Cruising the aisles. Checking ou
t the panic population in FreezerWorld. Girl feels safe here. She can mingle with complete strangers at any time of the day and not feel afraid. It’s as if the Voice broadcasting FreezerWorld news can read her thoughts because suddenly, in the middle of announcing a discount on mixed nuts and raisins, the Voice goes on a little detour.
‘In winter when it gets dark early and certain neighbourhoods are out of bounds at 4 pm, FreezerWorld is well lit and warm. You are all here because you care. You want to feed your families. To nourish your wee ones. To indulge those you love. To treat yourself. Or even to stock up for a party. Cheers, everyone! Have a safe journey home.’

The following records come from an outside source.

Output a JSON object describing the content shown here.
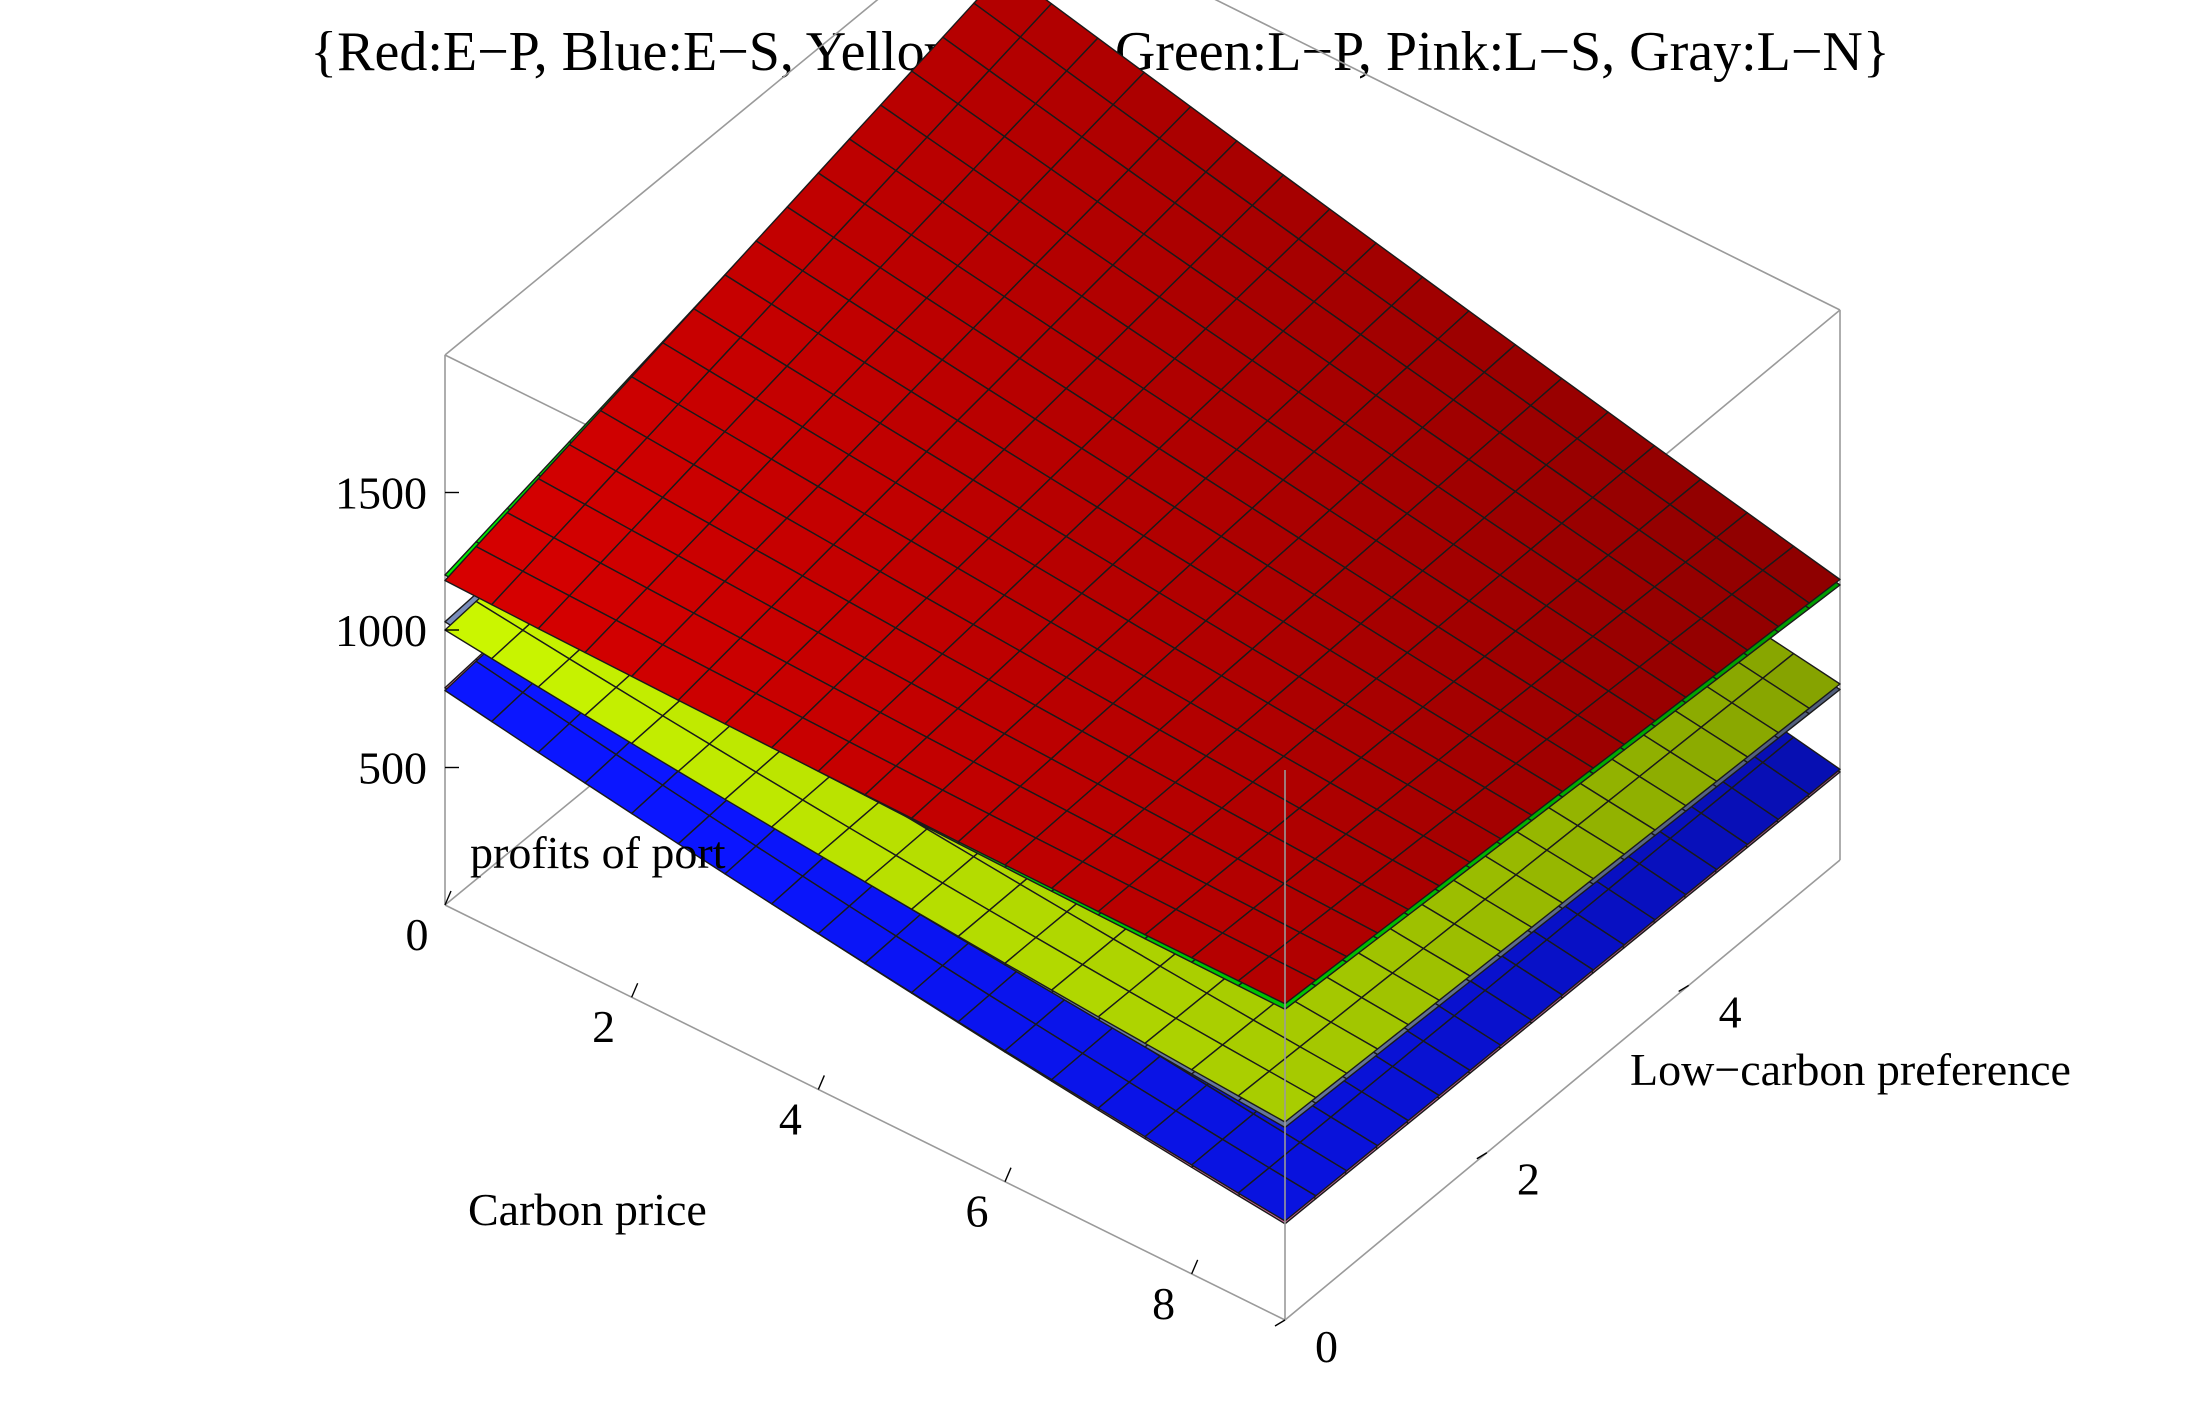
{
  "chart_data": {
    "type": "surface3d",
    "title": "{Red:E−P, Blue:E−S, Yellow:E−N, Green:L−P, Pink:L−S, Gray:L−N}",
    "xlabel": "Carbon price",
    "ylabel": "Low−carbon preference",
    "zlabel": "profits of port",
    "xlim": [
      0,
      9
    ],
    "ylim": [
      0,
      5.5
    ],
    "zlim": [
      0,
      2000
    ],
    "x_ticks": [
      "0",
      "2",
      "4",
      "6",
      "8"
    ],
    "y_ticks": [
      "0",
      "2",
      "4"
    ],
    "z_ticks": [
      "500",
      "1000",
      "1500"
    ],
    "grid_n": 18,
    "series": [
      {
        "name": "Red:E−P",
        "color": "#c00000",
        "corners": [
          1180,
          1150,
          1020,
          1730
        ]
      },
      {
        "name": "Green:L−P",
        "color": "#00d200",
        "corners": [
          1200,
          1130,
          1000,
          1710
        ]
      },
      {
        "name": "Yellow:E−N",
        "color": "#b4dc00",
        "corners": [
          1000,
          720,
          640,
          1200
        ]
      },
      {
        "name": "Gray:L−N",
        "color": "#6d7ea6",
        "corners": [
          1030,
          700,
          620,
          1180
        ]
      },
      {
        "name": "Blue:E−S",
        "color": "#0a14f0",
        "corners": [
          780,
          360,
          330,
          1020
        ]
      },
      {
        "name": "Pink:L−S",
        "color": "#e070a8",
        "corners": [
          790,
          350,
          320,
          1000
        ]
      }
    ]
  }
}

A frozen warm world. Girl can gaze at anything she likes, for as long as she likes, without having to explain herself. If FreezerWorld was a suburb, Girl would move there. She makes her way to the DIY section and reaches for an aerosol of red spray paint, thinking about stopping for a McChicken burger on the way home and checking out the mothers who eat there with their kids. Seems to take hours to walk back to the tills. FreezerWorld is a big world. She’s not going to stand in a long queue for one bloody item. Where’s the Express Mr Tens was talking about? Girl takes a white envelope from her jacket pocket, feels to check how thick it is and then rips it open.
Jeeezuz. Not much cash this week. A note in Grand-Dad’s shaky biro scrawl tucked inside: ‘I’ll make it up to you next week. The two thirty didn’t come home. Love Grand-Dad. PS Has Billy got a girlfriend yet?’
Of course Billy hasn’t got a girlfriend. Spends all his time reading pain books. Billy doesn’t want girlfriends, he wants patients to practise on. Girl sometimes obliges if her brother makes her a banana Nesquik. Lies on the settee and says the first thing that comes into her head. ‘Smoking causes fatal diseases.’ ‘Diesel.’ ‘Wonderbra.’ Her brother asks her to join up her words into sentences, sitting where she can’t see him, sieving through Girl material. He’s working on Raj too. Except Raj refuses to lie down on the settee even though Billy has explained the ethics of his practice. Raj prefers to talk over a pint at the Pickled Newt and Billy, who doesn’t really like pints, prefers halves, takes tiny sips, his mouth stuffed with peanuts so as not to give away his thoughts. That’s his special technique. Peanut blankness. Raj loves it when Billy does peanut blankness. Specially as Billy, being fifteen, is not supposed to be in the pub anyway. Raj has to hide him in the darkest corner, away from the action, sit him down with his back to the publican while he orders the drinks. He never tells Billy that the halves are really lemonade shandy.